A second, commonly cited factor in dampening the impact is that developed economies now use much less oil for each unit of output they produce — Britain is about half as “energy intensive” as it was three decades ago.
Beyond this, though, what has been crucial is that the inflationary consequences have been dampened by a series of fundamental structural changes in the world economy. Across the West, inflation was low to begin with, compared with the Seventies. Intense global competition, heightened by the role of cheap production in China and India, has made it hard for companies to respond to rising energy costs by pushing prices higher. Companies are also now better run, and with higher productivity, and have been better able to absorb the increased costs. And workers are less compelled or able to demand higher wages as oil squeezes disposable incomes.
Many of these protections against the oil threat look set to persist. But, still, things are now starting to look much trickier.
If prices stick at $65 to $70 a barrel, policymakers, including the Bank of England’s, will increasingly be caught in a vice between the threat that energy costs spill over into rising prices and wages, risking an inflationary spiral, and a big squeeze on profits, investment, disposable incomes, and so growth across the economy.
The presumption has been that with little sign yet of so-called “second round effects”, where high oil prices stoke more general inflation, central banks will largely set aside the immediate boost to inflation and focus on the dangers to growth.
It it far from clear that all central bankers are really this relaxed, or completely buy into arguments that they should simply focus on “core” inflation — measures which strip out the inconvenient but real effects of soaring energy costs. We shall see. But if oil prices do hold at present levels it seems likely that, ultimately, the toll on output will come to dominate decisions — and lead to lower interest rates.

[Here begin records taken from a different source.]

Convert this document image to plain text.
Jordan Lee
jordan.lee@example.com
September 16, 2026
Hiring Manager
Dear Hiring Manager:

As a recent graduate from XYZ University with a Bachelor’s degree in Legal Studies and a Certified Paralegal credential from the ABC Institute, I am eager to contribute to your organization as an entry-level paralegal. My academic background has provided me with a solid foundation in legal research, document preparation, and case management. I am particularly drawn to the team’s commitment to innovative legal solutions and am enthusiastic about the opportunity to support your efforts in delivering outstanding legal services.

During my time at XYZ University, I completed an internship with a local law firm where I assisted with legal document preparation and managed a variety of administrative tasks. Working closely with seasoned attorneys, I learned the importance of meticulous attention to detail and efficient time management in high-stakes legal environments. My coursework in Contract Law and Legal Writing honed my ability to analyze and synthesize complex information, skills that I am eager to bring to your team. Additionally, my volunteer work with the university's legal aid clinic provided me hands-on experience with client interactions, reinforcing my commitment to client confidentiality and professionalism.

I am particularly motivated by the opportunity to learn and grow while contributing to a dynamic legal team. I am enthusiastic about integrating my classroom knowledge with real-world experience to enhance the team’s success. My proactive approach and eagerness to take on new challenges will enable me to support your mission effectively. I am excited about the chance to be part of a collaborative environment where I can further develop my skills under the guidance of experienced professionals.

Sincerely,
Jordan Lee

There are important reservations about simulations of the effects of oil prices, like those shown here, which are better at explaining history than projecting the future. Still, HSBC’s John Butler estimates that by the end of this year, higher fuel costs will knock a hefty 1.2 percentage points off growth in Britons’ disposable incomes — the worst such effect since 1991 in the depths of the last recession. Mr Butler notes, too, that the recovery in UK corporate profits over the past two years has now stalled. So unless wages take off, more rate cuts probably lie ahead — and the storm will be weathered.
If, though, oil were to shoot still higher, to $80 or $100, the quandary for the Bank and its US and eurozone counterparts will become very severe. Next year’s UK growth could fall to barely more than 1 per cent, even as consumer price inflation rose to 4 per cent or more. Cutting rates in such a context would be very hard indeed. The “tipping point” would loom — and both the Bank and Mr Brown would face their biggest test.